Jagtar Singh Johal’s family say they have been unable to speak to him since he was transferred to Delhi’s notorious Tihar Jail.
The family of a Scot detained in India for more than eight years have revealed they have not spoken to him for seven months as politicians pile pressure on the UK Government to bring him home.
Jagtar Singh Johal, from Dumbarton, has now spent 3,146 days behind bars since he was arrested while on honeymoon in Punjab in 2017. His brother Gurpreet says the family’s phone calls were cut off after Johal was transferred to Delhi’s notorious Tihar Jail last year.
The family’s latest ordeal comes as more than 50 MPs and peers wrote to Foreign Secretary Yvette Cooper on Thursday urging her to do “everything in your power” to bring Johal home, following a fresh intervention by ten United Nations experts who described his continued detention as a “profound miscarriage of justice”.
Responding to the intervention, Jagtar’s brother Gurpreet Singh Johal spoke of the personal toll the ordeal continues to have on the family. “It can get very lonely, campaigning for my brother to be set free,” he said.
“Since Jagtar was moved to Tihar jail last year, they stopped our phone calls – it’s been seven months since I had a call with him. Video calls were stopped long before that.
“Try to imagine how that feels, not being able to even talk to your brother, knowing he’s unfairly locked up.”
The cross-party letter follows a fresh intervention by ten United Nations Special Rapporteurs and independent experts, who have called on Indian authorities to drop all remaining charges against Johal and release him without delay.
In the letter to Cooper, parliamentarians said the latest UN findings highlighted the “egregious nature” of Johal’s continued imprisonment.
They wrote: “Jagtar has now spent 3,146 days in arbitrary detention, during which he has endured torture, severe abuse of his rights, and the continuing trauma of prolonged uncertainty.
“The intervention of senior UN experts makes clear that his continued imprisonment is unlawful, intolerable, and a profound miscarriage of justice.”
The UN experts said there was “no rationale” for Johal’s continued detention and warned that more than eight years in prison without a foreseeable end to proceedings amounted to “unlawful suffering”.
“Eight and a half years of arbitrary detention without a clear path to trial is not justice, it is unlawful suffering,” they said. “The prolonged uncertainty alone is a form of psychological torture.”
Johal was acquitted in one case in March 2025 after a court in Punjab rejected allegations against him. However, he remains imprisoned while facing a number of federal prosecutions that campaigners say are effectively duplicate cases.
The experts also raised concerns about “double jeopardy, the presumption of innocence, the misuse of counter-terrorism laws, and the integrity of the proceedings”, and called on the Indian government to release him immediately.

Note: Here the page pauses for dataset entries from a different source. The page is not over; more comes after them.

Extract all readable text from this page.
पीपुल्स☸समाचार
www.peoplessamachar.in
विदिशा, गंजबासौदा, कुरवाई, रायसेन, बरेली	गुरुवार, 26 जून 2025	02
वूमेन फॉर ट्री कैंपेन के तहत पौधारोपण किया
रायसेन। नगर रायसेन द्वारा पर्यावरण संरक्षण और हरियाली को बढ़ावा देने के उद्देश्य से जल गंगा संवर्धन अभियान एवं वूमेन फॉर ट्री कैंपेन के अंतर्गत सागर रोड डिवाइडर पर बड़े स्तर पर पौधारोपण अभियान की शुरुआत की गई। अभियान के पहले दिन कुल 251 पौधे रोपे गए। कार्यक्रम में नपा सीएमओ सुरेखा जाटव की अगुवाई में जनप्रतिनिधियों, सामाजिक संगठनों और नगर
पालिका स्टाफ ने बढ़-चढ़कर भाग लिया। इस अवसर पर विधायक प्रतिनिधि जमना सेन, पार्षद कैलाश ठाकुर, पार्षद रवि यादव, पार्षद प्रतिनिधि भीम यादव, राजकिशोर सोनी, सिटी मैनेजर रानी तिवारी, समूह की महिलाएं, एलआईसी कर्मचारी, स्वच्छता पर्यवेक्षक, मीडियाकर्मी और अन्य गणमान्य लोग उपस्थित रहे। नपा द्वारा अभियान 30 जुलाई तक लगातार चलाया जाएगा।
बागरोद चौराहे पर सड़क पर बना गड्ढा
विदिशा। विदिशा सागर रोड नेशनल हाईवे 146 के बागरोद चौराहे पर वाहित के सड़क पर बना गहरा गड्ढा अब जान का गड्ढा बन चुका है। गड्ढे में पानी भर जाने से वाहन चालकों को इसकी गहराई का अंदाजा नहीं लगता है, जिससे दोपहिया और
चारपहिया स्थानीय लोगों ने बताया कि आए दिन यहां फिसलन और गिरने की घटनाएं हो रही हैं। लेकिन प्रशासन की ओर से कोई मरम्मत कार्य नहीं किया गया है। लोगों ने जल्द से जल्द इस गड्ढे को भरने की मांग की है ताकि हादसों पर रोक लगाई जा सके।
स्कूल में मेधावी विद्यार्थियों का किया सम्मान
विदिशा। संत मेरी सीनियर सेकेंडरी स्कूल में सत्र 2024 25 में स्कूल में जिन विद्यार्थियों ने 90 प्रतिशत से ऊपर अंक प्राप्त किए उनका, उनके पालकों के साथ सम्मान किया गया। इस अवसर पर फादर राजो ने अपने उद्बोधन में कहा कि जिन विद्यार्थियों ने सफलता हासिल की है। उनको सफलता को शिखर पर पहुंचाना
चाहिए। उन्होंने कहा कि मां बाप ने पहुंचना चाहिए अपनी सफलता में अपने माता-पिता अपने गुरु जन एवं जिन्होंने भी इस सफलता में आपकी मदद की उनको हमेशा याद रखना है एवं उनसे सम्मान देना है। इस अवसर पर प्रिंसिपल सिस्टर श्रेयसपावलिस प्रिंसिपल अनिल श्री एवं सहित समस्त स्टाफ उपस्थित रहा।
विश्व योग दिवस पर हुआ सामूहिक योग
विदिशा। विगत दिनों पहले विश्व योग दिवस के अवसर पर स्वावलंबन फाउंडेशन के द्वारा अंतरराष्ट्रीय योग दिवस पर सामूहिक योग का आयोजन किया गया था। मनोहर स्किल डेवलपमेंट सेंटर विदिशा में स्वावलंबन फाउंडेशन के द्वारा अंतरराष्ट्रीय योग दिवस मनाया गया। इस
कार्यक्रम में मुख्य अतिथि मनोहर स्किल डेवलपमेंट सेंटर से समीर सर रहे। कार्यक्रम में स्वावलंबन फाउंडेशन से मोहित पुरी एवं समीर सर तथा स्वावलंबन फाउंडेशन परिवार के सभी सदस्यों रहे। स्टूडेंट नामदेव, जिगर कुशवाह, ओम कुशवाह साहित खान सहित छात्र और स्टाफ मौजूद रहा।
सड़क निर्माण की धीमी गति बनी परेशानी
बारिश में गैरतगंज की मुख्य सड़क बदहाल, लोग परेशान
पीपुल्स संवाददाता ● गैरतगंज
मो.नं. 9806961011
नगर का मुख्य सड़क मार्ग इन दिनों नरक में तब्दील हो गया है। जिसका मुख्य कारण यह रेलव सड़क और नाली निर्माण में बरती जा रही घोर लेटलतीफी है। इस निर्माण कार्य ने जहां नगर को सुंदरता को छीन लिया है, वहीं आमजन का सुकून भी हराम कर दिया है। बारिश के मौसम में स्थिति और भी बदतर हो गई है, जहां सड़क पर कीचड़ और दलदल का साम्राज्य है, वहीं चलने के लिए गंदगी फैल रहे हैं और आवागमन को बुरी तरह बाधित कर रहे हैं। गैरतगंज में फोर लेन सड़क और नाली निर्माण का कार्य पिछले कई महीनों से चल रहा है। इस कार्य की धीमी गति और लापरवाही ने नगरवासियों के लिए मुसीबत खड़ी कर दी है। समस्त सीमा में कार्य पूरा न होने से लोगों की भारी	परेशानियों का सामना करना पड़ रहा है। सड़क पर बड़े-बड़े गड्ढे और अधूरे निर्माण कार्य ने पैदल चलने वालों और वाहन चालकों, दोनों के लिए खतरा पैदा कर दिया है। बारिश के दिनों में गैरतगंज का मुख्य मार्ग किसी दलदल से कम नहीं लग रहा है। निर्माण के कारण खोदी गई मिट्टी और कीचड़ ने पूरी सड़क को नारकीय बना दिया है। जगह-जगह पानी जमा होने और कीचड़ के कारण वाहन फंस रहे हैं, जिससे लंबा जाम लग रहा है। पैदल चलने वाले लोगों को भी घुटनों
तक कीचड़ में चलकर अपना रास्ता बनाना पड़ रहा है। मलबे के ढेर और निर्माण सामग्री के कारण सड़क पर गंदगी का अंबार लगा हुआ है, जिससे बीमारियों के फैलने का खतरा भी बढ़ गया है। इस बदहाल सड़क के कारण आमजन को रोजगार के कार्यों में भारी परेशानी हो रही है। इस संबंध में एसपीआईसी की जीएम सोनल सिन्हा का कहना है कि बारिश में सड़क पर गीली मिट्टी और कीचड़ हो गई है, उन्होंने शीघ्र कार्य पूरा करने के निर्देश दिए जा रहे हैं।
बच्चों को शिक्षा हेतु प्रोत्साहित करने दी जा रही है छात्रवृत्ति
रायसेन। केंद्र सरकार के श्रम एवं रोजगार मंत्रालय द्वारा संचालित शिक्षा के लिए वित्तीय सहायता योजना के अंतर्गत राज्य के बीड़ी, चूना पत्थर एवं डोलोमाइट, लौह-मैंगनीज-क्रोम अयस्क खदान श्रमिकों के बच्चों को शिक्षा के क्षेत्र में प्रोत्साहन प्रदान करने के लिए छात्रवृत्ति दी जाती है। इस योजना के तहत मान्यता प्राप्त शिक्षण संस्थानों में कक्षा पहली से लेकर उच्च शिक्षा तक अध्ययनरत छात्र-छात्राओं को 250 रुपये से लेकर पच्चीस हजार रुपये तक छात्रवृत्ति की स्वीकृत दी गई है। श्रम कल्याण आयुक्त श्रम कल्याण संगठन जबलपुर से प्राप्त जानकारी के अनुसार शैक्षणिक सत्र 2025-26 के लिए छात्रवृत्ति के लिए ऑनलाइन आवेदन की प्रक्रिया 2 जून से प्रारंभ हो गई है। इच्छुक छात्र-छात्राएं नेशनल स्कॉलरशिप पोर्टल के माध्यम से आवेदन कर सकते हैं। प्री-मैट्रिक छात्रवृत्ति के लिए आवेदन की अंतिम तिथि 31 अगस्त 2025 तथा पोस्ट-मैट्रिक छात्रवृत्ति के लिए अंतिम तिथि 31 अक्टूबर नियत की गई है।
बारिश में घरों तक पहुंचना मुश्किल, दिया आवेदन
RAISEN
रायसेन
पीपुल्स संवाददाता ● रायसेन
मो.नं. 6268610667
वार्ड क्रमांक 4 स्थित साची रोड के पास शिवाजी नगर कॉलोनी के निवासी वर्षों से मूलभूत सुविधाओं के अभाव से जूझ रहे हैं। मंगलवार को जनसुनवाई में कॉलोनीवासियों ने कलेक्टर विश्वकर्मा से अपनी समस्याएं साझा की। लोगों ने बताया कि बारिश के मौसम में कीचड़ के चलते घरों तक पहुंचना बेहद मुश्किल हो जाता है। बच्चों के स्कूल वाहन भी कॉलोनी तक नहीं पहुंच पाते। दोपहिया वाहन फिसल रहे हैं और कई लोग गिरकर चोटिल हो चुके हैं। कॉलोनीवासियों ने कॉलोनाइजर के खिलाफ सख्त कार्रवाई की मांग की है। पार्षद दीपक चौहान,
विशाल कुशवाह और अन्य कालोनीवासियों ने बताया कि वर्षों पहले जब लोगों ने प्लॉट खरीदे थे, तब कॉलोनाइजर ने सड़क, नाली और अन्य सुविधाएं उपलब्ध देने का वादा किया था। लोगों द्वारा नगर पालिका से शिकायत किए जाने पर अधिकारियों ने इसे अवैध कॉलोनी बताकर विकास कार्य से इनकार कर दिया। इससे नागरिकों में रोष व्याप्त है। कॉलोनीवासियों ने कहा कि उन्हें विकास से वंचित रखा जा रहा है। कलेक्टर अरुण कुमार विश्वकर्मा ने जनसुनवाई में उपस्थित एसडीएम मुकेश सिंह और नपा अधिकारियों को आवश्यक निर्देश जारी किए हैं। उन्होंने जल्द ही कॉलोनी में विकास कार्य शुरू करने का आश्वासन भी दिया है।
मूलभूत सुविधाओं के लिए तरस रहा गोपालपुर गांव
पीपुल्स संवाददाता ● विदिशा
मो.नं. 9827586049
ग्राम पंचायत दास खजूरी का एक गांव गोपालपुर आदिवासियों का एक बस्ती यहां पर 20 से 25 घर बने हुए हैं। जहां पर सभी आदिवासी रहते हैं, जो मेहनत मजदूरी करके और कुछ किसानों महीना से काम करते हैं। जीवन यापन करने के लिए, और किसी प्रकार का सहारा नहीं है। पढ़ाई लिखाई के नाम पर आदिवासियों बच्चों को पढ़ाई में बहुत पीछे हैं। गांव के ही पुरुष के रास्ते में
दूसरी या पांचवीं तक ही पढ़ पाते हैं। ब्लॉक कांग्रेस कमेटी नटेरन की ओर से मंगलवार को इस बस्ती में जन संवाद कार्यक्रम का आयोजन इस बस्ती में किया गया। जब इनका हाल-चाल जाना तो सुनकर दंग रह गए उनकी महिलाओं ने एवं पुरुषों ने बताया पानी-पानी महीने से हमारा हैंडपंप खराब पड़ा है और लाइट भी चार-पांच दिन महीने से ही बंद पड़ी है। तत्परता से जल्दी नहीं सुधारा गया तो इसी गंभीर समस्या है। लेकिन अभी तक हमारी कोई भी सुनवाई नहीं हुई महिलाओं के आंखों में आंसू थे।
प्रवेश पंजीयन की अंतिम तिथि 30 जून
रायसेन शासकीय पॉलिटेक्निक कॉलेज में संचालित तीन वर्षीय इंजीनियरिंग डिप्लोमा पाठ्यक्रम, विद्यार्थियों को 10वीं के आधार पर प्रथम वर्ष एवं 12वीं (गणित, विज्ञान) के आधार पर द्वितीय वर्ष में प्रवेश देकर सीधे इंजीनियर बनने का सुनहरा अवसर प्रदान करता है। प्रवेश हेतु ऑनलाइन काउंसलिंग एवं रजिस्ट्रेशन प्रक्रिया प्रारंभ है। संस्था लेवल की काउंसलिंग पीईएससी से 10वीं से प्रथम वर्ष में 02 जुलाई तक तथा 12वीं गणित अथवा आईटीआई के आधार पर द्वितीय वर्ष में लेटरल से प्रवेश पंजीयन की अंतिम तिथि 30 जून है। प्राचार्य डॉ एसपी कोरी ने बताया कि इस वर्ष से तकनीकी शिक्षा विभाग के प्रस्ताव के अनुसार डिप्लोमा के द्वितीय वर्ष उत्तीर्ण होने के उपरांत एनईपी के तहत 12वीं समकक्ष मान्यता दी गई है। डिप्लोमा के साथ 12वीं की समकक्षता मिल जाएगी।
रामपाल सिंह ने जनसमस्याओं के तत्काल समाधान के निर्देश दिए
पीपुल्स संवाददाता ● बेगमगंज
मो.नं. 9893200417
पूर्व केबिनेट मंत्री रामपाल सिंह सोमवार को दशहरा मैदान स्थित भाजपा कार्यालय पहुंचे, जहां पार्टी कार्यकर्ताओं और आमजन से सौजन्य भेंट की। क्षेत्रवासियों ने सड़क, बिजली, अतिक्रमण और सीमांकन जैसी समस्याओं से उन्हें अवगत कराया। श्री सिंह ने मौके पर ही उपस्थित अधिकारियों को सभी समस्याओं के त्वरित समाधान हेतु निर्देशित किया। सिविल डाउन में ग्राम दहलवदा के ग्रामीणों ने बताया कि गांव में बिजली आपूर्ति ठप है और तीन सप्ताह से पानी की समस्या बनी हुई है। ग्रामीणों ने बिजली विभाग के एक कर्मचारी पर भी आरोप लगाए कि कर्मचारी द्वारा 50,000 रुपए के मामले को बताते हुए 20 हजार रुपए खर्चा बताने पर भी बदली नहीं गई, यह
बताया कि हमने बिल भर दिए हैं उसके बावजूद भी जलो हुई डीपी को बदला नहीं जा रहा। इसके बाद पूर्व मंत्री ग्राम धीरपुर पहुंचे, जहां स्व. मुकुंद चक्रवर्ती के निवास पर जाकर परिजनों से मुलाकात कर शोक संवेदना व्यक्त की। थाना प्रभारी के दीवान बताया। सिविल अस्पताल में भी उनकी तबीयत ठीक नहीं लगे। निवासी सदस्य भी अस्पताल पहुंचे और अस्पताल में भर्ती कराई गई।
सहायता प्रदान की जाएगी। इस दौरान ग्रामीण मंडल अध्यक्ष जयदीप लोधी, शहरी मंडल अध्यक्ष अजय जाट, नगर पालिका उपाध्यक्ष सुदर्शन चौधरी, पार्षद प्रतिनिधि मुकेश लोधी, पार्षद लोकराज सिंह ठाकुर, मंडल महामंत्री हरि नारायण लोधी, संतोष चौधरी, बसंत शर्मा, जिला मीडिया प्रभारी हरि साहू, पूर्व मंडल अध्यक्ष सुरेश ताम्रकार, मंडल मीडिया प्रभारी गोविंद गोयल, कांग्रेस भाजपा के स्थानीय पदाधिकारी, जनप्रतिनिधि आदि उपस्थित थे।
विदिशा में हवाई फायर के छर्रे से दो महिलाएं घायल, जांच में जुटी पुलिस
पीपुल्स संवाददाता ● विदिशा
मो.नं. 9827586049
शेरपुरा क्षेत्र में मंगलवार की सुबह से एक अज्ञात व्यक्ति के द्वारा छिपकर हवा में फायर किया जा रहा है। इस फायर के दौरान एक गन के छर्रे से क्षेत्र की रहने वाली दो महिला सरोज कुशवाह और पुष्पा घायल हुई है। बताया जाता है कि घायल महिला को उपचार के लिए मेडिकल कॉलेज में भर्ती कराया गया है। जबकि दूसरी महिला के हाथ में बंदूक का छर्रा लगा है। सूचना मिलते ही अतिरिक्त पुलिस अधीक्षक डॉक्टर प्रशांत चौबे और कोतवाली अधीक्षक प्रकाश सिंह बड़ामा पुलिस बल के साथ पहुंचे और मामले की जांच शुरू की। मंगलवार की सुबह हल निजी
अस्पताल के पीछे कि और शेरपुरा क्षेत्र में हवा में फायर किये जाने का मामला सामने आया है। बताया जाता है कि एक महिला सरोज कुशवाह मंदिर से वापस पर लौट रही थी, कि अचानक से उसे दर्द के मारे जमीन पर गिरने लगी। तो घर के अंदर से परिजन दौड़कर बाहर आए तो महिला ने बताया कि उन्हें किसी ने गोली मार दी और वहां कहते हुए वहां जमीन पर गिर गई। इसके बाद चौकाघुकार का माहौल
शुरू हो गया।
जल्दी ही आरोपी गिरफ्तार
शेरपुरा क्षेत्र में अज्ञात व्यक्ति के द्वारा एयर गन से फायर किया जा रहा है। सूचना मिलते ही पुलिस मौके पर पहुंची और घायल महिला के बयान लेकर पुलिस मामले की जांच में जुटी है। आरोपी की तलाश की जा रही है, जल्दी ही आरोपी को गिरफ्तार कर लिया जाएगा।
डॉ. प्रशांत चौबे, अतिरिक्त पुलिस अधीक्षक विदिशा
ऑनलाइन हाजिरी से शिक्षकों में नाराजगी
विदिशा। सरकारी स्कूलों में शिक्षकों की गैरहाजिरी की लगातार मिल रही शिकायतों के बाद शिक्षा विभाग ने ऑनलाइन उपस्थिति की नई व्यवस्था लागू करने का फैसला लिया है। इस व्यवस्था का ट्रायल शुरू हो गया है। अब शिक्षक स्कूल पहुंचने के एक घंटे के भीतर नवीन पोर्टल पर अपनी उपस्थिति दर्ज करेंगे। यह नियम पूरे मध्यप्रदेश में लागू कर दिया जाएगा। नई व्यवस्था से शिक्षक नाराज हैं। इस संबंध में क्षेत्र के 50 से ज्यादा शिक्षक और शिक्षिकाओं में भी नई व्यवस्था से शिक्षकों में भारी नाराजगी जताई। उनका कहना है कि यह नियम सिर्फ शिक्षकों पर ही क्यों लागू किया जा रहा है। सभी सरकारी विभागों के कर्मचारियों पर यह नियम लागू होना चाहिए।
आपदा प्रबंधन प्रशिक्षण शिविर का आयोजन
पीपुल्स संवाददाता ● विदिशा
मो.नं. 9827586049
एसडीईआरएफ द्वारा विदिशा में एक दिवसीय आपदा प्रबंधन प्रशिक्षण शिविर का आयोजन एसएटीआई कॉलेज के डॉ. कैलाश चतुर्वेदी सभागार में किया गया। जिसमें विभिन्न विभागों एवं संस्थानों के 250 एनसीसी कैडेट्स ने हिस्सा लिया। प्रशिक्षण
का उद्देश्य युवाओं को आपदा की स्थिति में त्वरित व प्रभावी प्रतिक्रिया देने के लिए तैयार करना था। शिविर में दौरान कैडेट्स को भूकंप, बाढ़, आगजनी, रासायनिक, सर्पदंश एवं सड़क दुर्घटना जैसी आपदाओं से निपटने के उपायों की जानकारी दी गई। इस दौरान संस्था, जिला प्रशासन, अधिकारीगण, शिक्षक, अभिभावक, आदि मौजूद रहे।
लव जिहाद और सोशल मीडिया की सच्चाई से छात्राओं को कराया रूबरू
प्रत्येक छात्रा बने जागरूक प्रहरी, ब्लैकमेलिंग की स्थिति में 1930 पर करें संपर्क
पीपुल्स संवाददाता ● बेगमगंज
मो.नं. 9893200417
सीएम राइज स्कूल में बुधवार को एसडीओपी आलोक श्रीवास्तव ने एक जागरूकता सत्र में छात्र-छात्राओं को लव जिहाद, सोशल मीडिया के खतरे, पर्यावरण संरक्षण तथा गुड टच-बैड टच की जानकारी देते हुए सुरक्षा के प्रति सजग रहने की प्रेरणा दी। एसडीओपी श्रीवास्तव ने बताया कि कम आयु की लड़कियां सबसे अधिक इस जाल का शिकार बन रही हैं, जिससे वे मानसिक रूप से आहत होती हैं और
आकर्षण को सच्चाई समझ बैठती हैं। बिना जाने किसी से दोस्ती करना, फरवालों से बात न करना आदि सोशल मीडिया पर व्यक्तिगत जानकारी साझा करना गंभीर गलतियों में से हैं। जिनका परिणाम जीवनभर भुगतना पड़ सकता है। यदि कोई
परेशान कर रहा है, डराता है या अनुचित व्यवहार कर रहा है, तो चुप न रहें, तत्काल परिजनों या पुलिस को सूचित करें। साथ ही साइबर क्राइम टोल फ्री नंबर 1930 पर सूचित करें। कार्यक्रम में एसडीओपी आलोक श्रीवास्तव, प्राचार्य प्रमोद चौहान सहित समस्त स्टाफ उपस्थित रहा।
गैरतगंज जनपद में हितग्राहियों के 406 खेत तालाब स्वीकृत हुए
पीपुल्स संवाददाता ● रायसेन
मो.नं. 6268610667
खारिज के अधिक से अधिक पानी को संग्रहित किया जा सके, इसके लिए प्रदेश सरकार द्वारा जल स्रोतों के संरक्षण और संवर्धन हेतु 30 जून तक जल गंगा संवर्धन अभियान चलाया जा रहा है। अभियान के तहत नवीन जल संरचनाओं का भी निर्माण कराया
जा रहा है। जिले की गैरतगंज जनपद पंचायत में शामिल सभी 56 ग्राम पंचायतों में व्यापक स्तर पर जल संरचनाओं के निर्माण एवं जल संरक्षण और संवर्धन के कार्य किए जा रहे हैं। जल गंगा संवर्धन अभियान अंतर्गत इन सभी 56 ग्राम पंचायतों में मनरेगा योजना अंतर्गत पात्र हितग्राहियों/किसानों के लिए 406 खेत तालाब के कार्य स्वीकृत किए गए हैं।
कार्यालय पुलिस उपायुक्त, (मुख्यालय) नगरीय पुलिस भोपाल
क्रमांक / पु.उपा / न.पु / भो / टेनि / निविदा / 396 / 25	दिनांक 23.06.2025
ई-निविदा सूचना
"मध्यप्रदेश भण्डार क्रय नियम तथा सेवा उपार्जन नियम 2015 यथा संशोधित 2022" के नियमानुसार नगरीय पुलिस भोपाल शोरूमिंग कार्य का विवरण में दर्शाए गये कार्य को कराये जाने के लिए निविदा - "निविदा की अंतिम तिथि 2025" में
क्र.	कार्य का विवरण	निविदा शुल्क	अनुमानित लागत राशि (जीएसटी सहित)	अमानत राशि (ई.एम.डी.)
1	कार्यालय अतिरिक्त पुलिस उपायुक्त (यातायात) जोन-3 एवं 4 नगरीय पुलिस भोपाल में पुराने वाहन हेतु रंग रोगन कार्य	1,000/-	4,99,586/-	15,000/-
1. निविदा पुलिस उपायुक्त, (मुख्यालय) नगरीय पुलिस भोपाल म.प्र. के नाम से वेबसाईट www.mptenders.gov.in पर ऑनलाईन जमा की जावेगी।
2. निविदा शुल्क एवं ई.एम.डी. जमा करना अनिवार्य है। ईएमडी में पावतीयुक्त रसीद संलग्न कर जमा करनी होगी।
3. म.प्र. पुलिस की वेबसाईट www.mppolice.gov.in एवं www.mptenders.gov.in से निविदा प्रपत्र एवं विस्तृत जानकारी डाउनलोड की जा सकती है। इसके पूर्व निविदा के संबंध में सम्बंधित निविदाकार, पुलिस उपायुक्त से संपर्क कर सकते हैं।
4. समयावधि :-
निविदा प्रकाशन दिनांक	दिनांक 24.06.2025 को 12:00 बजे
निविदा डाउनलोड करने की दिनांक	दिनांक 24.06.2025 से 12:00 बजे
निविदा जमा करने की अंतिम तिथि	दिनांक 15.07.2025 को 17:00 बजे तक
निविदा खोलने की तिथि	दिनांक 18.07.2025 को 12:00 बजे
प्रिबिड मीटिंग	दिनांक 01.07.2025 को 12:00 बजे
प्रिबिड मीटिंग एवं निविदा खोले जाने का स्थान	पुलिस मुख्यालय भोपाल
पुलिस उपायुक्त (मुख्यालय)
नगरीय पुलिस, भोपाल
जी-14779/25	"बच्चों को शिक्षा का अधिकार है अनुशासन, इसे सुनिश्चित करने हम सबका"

Signatories to the letter noted that Prime Minister Keir Starmer had previously recognised Johal’s detention as arbitrary and twice called for his release while leader of the opposition.
“As leader of the opposition, the Prime Minister rightly recognised Jagtar’s detention as arbitrary and twice called for his release. It has never been more vital to deliver this,” they wrote.
The letter was signed by MPs and peers from Labour, the Conservatives, the SNP, Liberal Democrats, Greens and independent benches, including Dumbarton MP Douglas McAllister.
Gurpreet said the MPs’ letter was a reminder both to ministers and the family that public support for Jagtar’s release remains strong.
“Stuff like this letter makes a difference. It reminds the Government that they’re on notice. And it reminds the family that people care – not just the MPs that signed but the thousands of voters who wrote to them.
“My message to the community is that we won’t rest until Jagtar is home.”
The Foreign Secretary raised Johal’s case during recent meetings with Indian Prime Minister Narendra Modi and External Affairs Minister Subrahmanyam Jaishankar.
The Record has contacted the Foreign, Commonwealth and Development office for comment.